Setting your Gemstones

Setting your Gemstones

I've just finished working with an author on her first short story. It's in one of my favorite genres, allegorizing spiritual truths in a similar vein to Pilgrim's Progress. It was extra exciting because this was my second round of helping her bring her vision into a readable form, which meant I knew how much had changed and where new sections had been added in.

Many of my original issues with the story had been fixed, but something started to show more and more clearly as I read to the end. This lady is a professional proofreader—a role that I find about as exciting as the average man finds the outlet mall. Which means she's a genius at seeing the small details, but hired me to help with the big picture.

Falling in Love with our Gemstones

We've all been there. A particular scene, whether pivotal to the plot or revealing something vital about a character, will grab our heart. We can't help giving it more thought and time than other sections of our story.

But a jeweler knows the setting for the gem matters as much as the stone.

Build the Jewelry to Highlight your Gems

A story—whether a picture book with 300 words or a novel with 150k words—is a single entity. Even a complex series of novels with a dozen 'main characters' trading places still has to be of one piece for it to be successful. This cohesiveness is something we instinctively feel as we enjoy a seasoned author's published work.

What few of us realize is that this doesn't just happen.

While it isn't exactly a walk in the park, there's something exhilarating about building a first draft of a story. Like an extended brainstorm, whatever pops into your head can go in and figuring out how to make it work can wait for later. Creative brains are messy brains, there's no getting around this reality.

But raw creativity is much like a raw diamond: somewhat attractive with its milky sheen, but odd and lumpy and nowhere close to reaching its potential beauty.

Polish your Gem

I recently heard about Pixar's struggle to develop their story Onward. The raw idea had come to them years before with the final climax grabbing their story team's heart. And that emotional payoff just wouldn't let them go. Several times they tried different strategies to get to that scene, but it just didn't work. But they loved the thought of presenting that single experience to the world so much they never gave up.

A single scene was the sole focus of the whole movie.

While you may find you love your characters best, like Jane Austen with Elizabeth Bennet, if the scenes that shape the character's story are vague, flat, or confusing, the whole story loses its luster.

Shape the Perfect Setting

But like Pixar found out, without a whole series of events and settings to give the pivotal scene meaning, the story won't matter to anyone. Every word in your story needs to serve the needs of that gem of a scene.

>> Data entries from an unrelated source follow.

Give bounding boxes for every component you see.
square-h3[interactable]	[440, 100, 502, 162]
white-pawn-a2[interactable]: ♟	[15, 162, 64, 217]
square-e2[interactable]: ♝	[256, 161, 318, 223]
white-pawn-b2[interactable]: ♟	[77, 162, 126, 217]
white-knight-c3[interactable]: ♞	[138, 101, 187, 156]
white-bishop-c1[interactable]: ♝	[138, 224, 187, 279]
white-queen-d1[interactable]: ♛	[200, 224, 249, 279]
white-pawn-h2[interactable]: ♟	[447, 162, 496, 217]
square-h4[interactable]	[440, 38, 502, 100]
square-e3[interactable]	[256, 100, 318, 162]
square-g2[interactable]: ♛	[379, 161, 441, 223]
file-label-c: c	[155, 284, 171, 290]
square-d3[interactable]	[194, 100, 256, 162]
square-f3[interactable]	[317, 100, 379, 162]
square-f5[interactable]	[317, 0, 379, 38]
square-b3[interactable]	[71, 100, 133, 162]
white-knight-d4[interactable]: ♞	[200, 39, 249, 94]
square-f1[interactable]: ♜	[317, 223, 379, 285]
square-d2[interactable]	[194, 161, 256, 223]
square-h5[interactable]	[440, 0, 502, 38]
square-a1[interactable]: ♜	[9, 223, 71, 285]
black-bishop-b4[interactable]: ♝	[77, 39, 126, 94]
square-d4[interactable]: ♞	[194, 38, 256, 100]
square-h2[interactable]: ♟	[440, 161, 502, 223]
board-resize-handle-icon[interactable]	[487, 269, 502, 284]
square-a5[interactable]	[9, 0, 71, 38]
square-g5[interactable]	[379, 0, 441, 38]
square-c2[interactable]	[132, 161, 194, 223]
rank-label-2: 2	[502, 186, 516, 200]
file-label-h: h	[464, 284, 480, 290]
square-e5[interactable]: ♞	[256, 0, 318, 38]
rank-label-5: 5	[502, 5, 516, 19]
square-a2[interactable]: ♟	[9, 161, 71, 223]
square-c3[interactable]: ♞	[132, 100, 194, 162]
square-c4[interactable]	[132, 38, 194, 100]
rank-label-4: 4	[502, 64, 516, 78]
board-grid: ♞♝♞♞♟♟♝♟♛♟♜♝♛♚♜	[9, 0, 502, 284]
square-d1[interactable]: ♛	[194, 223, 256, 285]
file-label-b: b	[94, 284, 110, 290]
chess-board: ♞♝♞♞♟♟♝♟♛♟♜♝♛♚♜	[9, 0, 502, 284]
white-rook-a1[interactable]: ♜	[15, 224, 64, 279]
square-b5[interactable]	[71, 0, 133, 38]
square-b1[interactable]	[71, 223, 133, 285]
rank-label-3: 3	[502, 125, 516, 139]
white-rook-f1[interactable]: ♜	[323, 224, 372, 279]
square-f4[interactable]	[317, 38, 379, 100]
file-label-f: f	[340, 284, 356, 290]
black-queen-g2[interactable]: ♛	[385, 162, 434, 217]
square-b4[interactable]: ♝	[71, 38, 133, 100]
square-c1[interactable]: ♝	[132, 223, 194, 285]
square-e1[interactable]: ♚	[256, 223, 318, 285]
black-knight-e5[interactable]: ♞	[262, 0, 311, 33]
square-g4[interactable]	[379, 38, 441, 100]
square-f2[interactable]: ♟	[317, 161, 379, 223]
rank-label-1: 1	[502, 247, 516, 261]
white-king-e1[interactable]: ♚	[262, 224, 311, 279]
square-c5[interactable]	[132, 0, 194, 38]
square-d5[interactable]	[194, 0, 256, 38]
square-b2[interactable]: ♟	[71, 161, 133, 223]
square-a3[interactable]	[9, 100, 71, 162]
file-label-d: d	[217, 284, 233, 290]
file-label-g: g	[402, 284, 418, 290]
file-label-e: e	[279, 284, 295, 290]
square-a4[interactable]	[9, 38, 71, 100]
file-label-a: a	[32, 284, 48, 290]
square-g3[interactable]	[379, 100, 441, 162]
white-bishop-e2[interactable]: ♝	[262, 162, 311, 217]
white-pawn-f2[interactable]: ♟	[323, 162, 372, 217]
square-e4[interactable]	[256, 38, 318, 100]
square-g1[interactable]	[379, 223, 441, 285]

How can I check if a bit of my writing is helping or distracting when it's thousands of words removed from the key scene? Here are a few ideas:

  • Am I keeping the same feel? If the goal is a grand scene, the tone throughout the story needs to have a sense of grand scale. If it's intimate and quiet, the whole story needs to stay delicately told and hold the reader close to the characters.
  • Does a distant detail help me care about the consequences of the pivotal scene? Especially in a first draft it's easy to add in all kinds of things that end up not forwarding the plot. As I go back through with my gem in mind, it's time to cut these darlings.
  • Have I remembered to include elements that will make the key scene inevitable? Good authors in all genres use a technique called foreshadowing to help prepare the reader for the pivotal events of the story to make sense. God did this with Abraham's almost-sacrifice of Isaac; Gandalf hinted at the role Golem would play long before they reached Mount Doom.

Like a master goldsmith, you have the ability to shape and mold your story, but only if you consciously grab hold of this power.